スーパーマーケットで味わう「旅してる感」


 そういった環境の中で、地方に行っても感じにくくなりつつある「地方感=旅してる感」をどこで一番感じやすいかというと、それはスーパーマーケットだと思うのです。
 
 流通は確かに変化し、売っているものはどこに行っても似通ってきました。
 反面、地産地消や地域ブランドのように、その地域の特産物に対してコントラストが効いているのも流通の現場だと思います。
 
 「その土地で採れたものを食べたい」というのは、地域の住民も他所者の旅人も、意味合いは異なれど同じなんですよね。
 
 
 スーパーマーケットのもうひとつの良さは、買い物客の素の姿がでちゃってることです。
 スーパーって、その土地に住んでいる人が毎日通うところじゃないですか。
 どこの町のスーパーに行っても、買い物かごをぶら下げて奥様同士が立ち話していますし、走り回る子供に親がキレているんです。
 お店側にしても、購買層は近所の住民ですし、想定している商圏もそうでしょう。

 ともすれば悪趣味かもしれませんが、旅人というのは意識するしないはあっても、本質的に観察者ですから。 
 
 ひとり、ピークタイムを過ぎた夜8時くらいに、初めて入った見知らぬスーパーで買い物かごをプラプラさせているとね。
 ふと我に返るんです。
 
 周りはみんなこの近隣に住んでいる人ばかり。
 カート押してる爺さんも、スーツ姿で夕ご飯に悩むお姉さんも、品出しバイトの彼もみんなそうです。
 
 そこに、異物的に紛れ込んでいる感じ。
 何でここに居るんだろう。
 ここに居ていいんだろうか。

 イントネーションの違いや方言の混ざる「素の言葉」が飛び交っている空間に、ポツンと立っている自分を見つける時。
 
 私にとってこれが、鳥肌が立つほど強烈に旅を感じる瞬間なんです。


やっぱりお惣菜でしょ




 惣菜やお弁当も楽しみですよね。
小規模なスーパーだと、自前でスタッフや設備を準備できないところもありますから、そういう場合は近くの惣菜店なんかで作ってもらって販売しているようなパターンもあります。
 
 これが大手になると、どこかの工場で一括で作って各地に配送してるんですから、ある程度大規模になると行き着く先は一緒っていうのも面白いですよね。
 
 中堅どころのスーパーは、店内に魚を捌いたり惣菜を作っているような場所があって、買った魚を捌いてくれるようなサービスがあったり、時間帯によっては出来立てのお惣菜が並んでて、まだ温かいうちに買って帰ったりできますよね。

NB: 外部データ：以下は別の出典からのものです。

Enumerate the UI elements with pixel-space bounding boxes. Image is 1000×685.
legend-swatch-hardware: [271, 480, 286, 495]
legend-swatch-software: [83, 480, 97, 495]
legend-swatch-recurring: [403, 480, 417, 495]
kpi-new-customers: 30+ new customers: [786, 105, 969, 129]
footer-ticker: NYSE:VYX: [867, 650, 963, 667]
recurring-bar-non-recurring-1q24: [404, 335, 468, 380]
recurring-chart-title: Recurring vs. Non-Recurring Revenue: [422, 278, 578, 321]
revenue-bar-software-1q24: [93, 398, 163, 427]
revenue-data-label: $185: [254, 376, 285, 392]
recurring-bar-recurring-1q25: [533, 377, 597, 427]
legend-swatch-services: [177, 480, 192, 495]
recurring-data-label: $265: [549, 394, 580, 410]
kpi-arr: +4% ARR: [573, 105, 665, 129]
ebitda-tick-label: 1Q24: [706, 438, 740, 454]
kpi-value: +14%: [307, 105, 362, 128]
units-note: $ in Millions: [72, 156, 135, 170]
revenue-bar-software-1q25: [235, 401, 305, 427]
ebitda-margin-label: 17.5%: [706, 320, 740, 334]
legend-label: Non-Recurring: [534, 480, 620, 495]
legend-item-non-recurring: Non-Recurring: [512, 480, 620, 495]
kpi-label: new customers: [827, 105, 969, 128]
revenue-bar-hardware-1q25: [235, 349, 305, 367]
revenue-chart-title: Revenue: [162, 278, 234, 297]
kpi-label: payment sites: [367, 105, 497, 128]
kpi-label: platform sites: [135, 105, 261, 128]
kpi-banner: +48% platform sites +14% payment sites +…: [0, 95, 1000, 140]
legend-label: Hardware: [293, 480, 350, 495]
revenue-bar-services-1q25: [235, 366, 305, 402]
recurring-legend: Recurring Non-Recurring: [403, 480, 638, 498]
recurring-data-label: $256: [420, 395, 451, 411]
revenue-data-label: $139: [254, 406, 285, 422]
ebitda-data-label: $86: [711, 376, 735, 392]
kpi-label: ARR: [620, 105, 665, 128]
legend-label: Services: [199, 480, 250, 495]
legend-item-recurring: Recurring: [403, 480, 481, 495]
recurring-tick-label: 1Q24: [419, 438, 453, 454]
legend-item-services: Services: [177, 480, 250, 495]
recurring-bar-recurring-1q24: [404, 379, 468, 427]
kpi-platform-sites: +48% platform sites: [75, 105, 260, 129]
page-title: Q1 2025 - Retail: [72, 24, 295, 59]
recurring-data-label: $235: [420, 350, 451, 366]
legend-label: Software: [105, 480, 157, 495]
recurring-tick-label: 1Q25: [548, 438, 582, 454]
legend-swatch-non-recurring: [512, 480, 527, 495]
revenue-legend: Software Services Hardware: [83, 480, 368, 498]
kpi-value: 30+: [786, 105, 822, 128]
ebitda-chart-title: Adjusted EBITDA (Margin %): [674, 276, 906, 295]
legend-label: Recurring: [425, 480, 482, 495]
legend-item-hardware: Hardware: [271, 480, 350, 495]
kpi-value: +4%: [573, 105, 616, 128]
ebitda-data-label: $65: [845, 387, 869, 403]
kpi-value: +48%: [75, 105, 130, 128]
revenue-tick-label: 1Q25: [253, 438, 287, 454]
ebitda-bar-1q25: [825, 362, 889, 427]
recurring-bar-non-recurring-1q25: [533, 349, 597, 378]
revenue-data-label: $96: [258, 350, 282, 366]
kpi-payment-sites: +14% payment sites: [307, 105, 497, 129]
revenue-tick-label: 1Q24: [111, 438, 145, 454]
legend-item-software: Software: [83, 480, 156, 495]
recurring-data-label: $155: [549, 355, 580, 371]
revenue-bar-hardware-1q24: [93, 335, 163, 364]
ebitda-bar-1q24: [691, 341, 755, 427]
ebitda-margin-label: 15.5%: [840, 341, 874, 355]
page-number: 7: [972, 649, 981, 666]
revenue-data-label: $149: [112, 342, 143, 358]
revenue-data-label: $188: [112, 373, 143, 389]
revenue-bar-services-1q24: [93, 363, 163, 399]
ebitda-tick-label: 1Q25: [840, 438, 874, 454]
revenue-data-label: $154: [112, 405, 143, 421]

 流通のしっかりした大手のスーパーは、店舗内の調理場とは別に食品工場を持っていたり委託している場合があります。
 そういった工場から運ばれてくるお弁当お惣菜は、店内製造のものとラベルが異なるパターンが多いのではないかと思っています。

 ですから店内製造の、できれば出来たてのお惣菜などを買いたいと思ったら、ラベルに注目してみると発見があるかもしれません。
 工場生産のものが悪いとかではないので、念のため。
 
 唐揚げとかハンバーグみたいなよくあるものじゃなく、ちょっと変わった感じの惣菜を見つけたりすると、やっぱり楽しいもんですよね。
 
こういうヤケっぱちな値段の付け方が素敵

 外食も捨てがたいんですけど、ホテルでゆっくりしたいって日なんかは、お総裁を買って宿で食べるのもいいもんでね。
 見た目で選べたり、量をある程度調節できたりしますし、時間帯によっては値引きのお得感もありますから、やっぱり外食じゃなくてスーパー行くか、ってな事になるのです。
 
 ですから私の場合、ホテル泊の旅で朝食は付けても夕食を付ける事はほとんどありません。誰かと旅したり、山奥の温泉旅館みたいな宿泊先なら別かもしれませんが。 
 
 そして美味い惣菜にあたった時の、また明日買いに行かなきゃ、でも明日はここにはいないんだみたいな感じ。
 
 揚げたてのコロッケを買って、店の外でほおばってる時の、アウェイ感と旅ならでは感の合わさった楽しさ。
 
 お土産に買って帰りたいけど、そんなに日持ちしないしみたいなジレンマ。
 
 旅って、こういう事だと思うんですね。
 
サメは初めて食べたかも

旅の魅力は自分で見つけてこそ


 旅先で立ち寄る地方のスーパーマーケットについて、その魅力をお話しました。
 面白さって自分で気がつくものですから、知らない土地のスーパーマーケットに行って実際に体験するまでは、一般的な旅の醍醐味に比べたらわかりにくいかもしれません。
 期待感のハードルを上げて行くような場所でもありませんしね。
 
 ですが、いつもと違う土地に行って機会があったら立ち寄ってみると、ハマる何かに気がつくかもしれませんよ。